How often the poet and painter see what we do not! Or perhaps it is simply that recent generations have seen too much blood, too many horrors, to think of the crucifixion in anything but the most brutal terms. Of course it was brutal, but the modern film-maker’s lingering on torn flesh and gaping wounds misses something an older age understood instinctively: how to enter imaginatively into the drama of the cross not as spectacle but as participant. From the Dream of the Rood to the Harley lyrics, the poet’s vision of the duel between good and evil is intensely personal. The cross is no mere gibbet but speaks of its hour of glory when it bore creation’s lord; Christ questions us, demanding to know how he has erred that we should treat him so; and the dropping of that ‘lovely tear from lovely eye’ is like a lance to the heart of the onlooker. With Julian, most poetic and most homely of theologians, we see the blood falling from his pierced head as raindrops fall from cottage eaves after a shower and feel the wind that blows over Calvary and dries his flesh.
Our vision shifts and changes. We see the soldiers casting lots for Christ’s clothing, driving home the nails; taunting him, or maybe offering him some kind of sedative on a hyssop stick; we hear the thieves crucified with him and that gracious promise to the one popular tradition names Dismas to be with him in paradise; we watch the tender scene where he entrusts his mother to John and John to his mother; and finally, there is that last great cry, when Jesus gives up his spirit and the veil of the temple is torn in two as heaven and earth groan with one voice: the Son of God has died. What escapes us is the significance of what we see.
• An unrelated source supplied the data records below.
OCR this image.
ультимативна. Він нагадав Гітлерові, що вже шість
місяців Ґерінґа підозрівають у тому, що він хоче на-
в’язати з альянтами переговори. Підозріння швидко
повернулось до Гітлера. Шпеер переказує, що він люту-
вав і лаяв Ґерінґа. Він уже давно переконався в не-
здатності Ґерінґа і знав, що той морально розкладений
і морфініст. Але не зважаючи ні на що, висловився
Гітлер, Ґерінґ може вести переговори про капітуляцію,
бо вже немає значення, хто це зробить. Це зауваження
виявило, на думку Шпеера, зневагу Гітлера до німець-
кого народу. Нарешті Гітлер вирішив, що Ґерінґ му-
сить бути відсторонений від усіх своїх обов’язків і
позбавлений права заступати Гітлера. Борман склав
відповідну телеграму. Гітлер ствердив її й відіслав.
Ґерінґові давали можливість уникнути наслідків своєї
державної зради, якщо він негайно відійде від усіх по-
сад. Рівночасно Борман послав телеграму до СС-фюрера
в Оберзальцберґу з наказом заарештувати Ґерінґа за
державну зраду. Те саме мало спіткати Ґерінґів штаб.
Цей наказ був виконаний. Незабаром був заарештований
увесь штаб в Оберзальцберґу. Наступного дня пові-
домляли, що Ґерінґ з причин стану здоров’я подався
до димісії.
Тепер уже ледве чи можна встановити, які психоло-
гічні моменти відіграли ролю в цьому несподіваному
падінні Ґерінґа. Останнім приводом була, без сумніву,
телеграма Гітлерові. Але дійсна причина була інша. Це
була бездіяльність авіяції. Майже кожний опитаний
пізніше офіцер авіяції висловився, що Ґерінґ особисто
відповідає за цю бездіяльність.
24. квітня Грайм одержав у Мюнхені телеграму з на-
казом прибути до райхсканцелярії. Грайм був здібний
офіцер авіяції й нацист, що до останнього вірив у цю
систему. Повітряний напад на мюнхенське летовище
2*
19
It is too vast. Two thousand years of theological endeavour have not yet exhausted the meaning of what happened on Calvary, but I think Nicholas Mynheer’s painting captures one important element.
The mothers of Jesus and Judas embrace. Both have lost a much-loved son; both know the grief of being outcasts. To take one’s own life is against the Law; to be crucified as a common criminal is beyond the pale. But there is more than that. These two women know that their sons are eternally linked, that the actions of the one led to the death of the other, but there is no room for accusations, no desire to perpetuate a hostility in which neither they nor their sons shared. They knew that Jesus and Judas were friends. They had probably fussed over them and the other disciples on their rare visits home, delighting in their companionship and banter. They knew the humanity of their sons, and were not afraid of their own. The cross stands as a symbol of forgiveness and reconciliation and we see in Mary and the mother of Judas that forgiveness and reconciliation at work. There is nothing but love between them, nothing but the desire to comfort, to lessen the agony each feels.
The cross now stands empty, having done its work. Jesus descends into the underworld to seek and save the dead. Among them, surely, is his friend, Judas.